Охранник пустил меня внутрь здания и провел сквозь металлический детектор. Сумку я отдала при входе. Меня провели в крохотную, всю обитую войлоком комнату с глухим окном. Там с трудом умещались два стула, и вскоре ко мне пришел полицейский и попросил повторить мой рассказ. Я вкратце повторила: он слегка заволновался и вышел, чтобы поговорить по телефону. Вернулся, сказал, что сейчас со мной будет разговаривать его босс — и снова ушел. Я ждала босса, тыкая пальцем в войлочные стены. Я никак не ожидала, что мой рассказ будут слушать с таким вниманием. Я была там, куда наверняка мало кому удавалось проникнуть. Вся процедура начинала мне нравиться.

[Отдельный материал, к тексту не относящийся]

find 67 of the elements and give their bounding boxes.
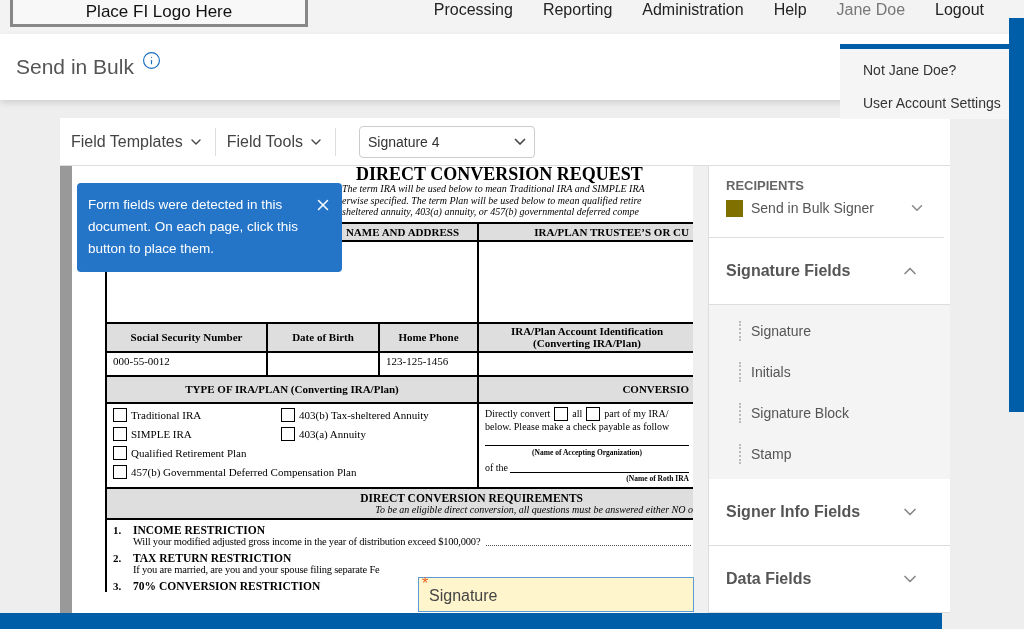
checkbox-label: 403(b) Tax-sheltered Annuity: [299, 408, 429, 421]
item-number: 2.: [113, 551, 123, 566]
field-item[interactable]: Initials: [739, 351, 950, 392]
table-cell: 123-125-1456: [380, 352, 479, 377]
toolbar-menu[interactable]: Field Tools: [226, 132, 335, 151]
checkbox[interactable]: [586, 406, 601, 421]
nav-link[interactable]: Administration: [642, 1, 744, 19]
checkbox[interactable]: [113, 445, 127, 460]
checkbox-label: 457(b) Governmental Deferred Compensation Plan: [131, 465, 357, 478]
requirement-title: 70% CONVERSION RESTRICTION: [133, 579, 321, 592]
form-text: Directly convert: [485, 408, 551, 419]
requirement-question: Will your modified adjusted gross income in the year of distribution exceed $100,000?: [133, 536, 481, 549]
table-header-cell: TYPE OF IRA/PLAN (Converting IRA/Plan): [107, 376, 479, 404]
chevron-down-icon: [513, 138, 526, 145]
requirement-title: INCOME RESTRICTION: [133, 523, 265, 536]
checkbox-label: Traditional IRA: [131, 408, 202, 421]
checkbox[interactable]: [113, 426, 127, 441]
checkbox-label: SIMPLE IRA: [131, 427, 192, 440]
table-header-cell: CONVERSIO: [479, 376, 693, 404]
menu-item[interactable]: Not Jane Doe?: [863, 54, 1009, 87]
document-title: DIRECT CONVERSION REQUEST: [355, 166, 644, 183]
table-header-cell: Date of Birth: [268, 323, 380, 353]
field-label: Signature: [429, 587, 498, 605]
form-text: part of my IRA/: [604, 408, 669, 419]
form-text: of the: [485, 461, 509, 473]
field-select[interactable]: Signature 4: [358, 125, 535, 158]
form-text: all: [572, 408, 583, 419]
checkbox[interactable]: [113, 464, 127, 479]
intro-text: The term IRA will be used below to mean Traditional IRA and SIMPLE IRA: [342, 183, 646, 195]
logo-text: Place FI Logo Here: [85, 2, 233, 22]
checkbox[interactable]: [281, 407, 295, 422]
table-header-cell: Social Security Number: [107, 323, 268, 353]
intro-text: sheltered annuity, 403(a) annuity, or 457(b) governmental deferred compe: [342, 206, 640, 218]
section-title: DIRECT CONVERSION REQUIREMENTS: [360, 491, 583, 504]
signature-field[interactable]: * Signature: [418, 577, 694, 612]
required-marker: *: [422, 575, 429, 593]
toolbar-menu[interactable]: Field Templates: [71, 132, 215, 151]
section-heading: RECIPIENTS: [726, 178, 805, 193]
nav-link[interactable]: Processing: [433, 1, 513, 19]
scrollbar[interactable]: [693, 166, 708, 613]
nav-link[interactable]: Logout: [935, 1, 984, 19]
info-icon[interactable]: [141, 50, 161, 70]
table-header-cell: Home Phone: [380, 323, 479, 353]
nav-link[interactable]: Reporting: [542, 1, 613, 19]
requirement-question: If you are married, are you and your spouse filing separate Fe: [133, 564, 380, 577]
menu-item[interactable]: User Account Settings: [863, 86, 1009, 119]
form-text: below. Please make a check payable as follow: [485, 420, 671, 432]
field-item[interactable]: Signature: [739, 310, 950, 351]
field-item[interactable]: Signature Block: [739, 392, 950, 433]
item-number: 3.: [113, 579, 123, 592]
checkbox[interactable]: [554, 406, 569, 421]
checkbox-label: Qualified Retirement Plan: [131, 446, 247, 459]
recipient-select[interactable]: Send in Bulk Signer: [726, 199, 926, 217]
item-number: 1.: [113, 523, 123, 538]
checkbox-label: 403(a) Annuity: [299, 427, 366, 440]
page-title: Send in Bulk: [16, 55, 134, 79]
checkbox[interactable]: [281, 426, 295, 441]
field-item[interactable]: Stamp: [739, 433, 950, 474]
nav-link[interactable]: Jane Doe: [836, 1, 906, 19]
checkbox[interactable]: [113, 407, 127, 422]
nav-link[interactable]: Help: [773, 1, 807, 19]
section-subtitle: To be an eligible direct conversion, all questions must be answered either NO o: [375, 503, 693, 516]
requirement-title: TAX RETURN RESTRICTION: [133, 551, 292, 564]
intro-text: erwise specified. The term Plan will be used below to mean qualified retire: [342, 194, 643, 206]
table-cell: 000-55-0012: [107, 352, 268, 377]
table-header-cell: IRA/Plan Account Identification (Converting IRA/Plan): [479, 323, 693, 353]
table-header-cell: IRA/PLAN TRUSTEE’S OR CU: [479, 223, 693, 242]
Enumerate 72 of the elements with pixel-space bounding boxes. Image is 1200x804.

На коротеньких ножках в дверь просеменила женщина среднего возраста. Протянула мне жаркую ручку для пожатия и широко улыбнулась. Плотные, короткие части ее тела были будто скреплены пружинками и шарнирами. Сидя, она казалась почти одного роста со мной. Ее лица я не могу описать: как ни стараюсь, не могу вспомнить. Черты его были как бы смазаны, и все же за ними угадывалось что-то определенное. Но что, что? Я улыбалась в ответ, стараясь прочесть что-то по этому лицу, однако чувствовала, что проигрываю в этом поединке.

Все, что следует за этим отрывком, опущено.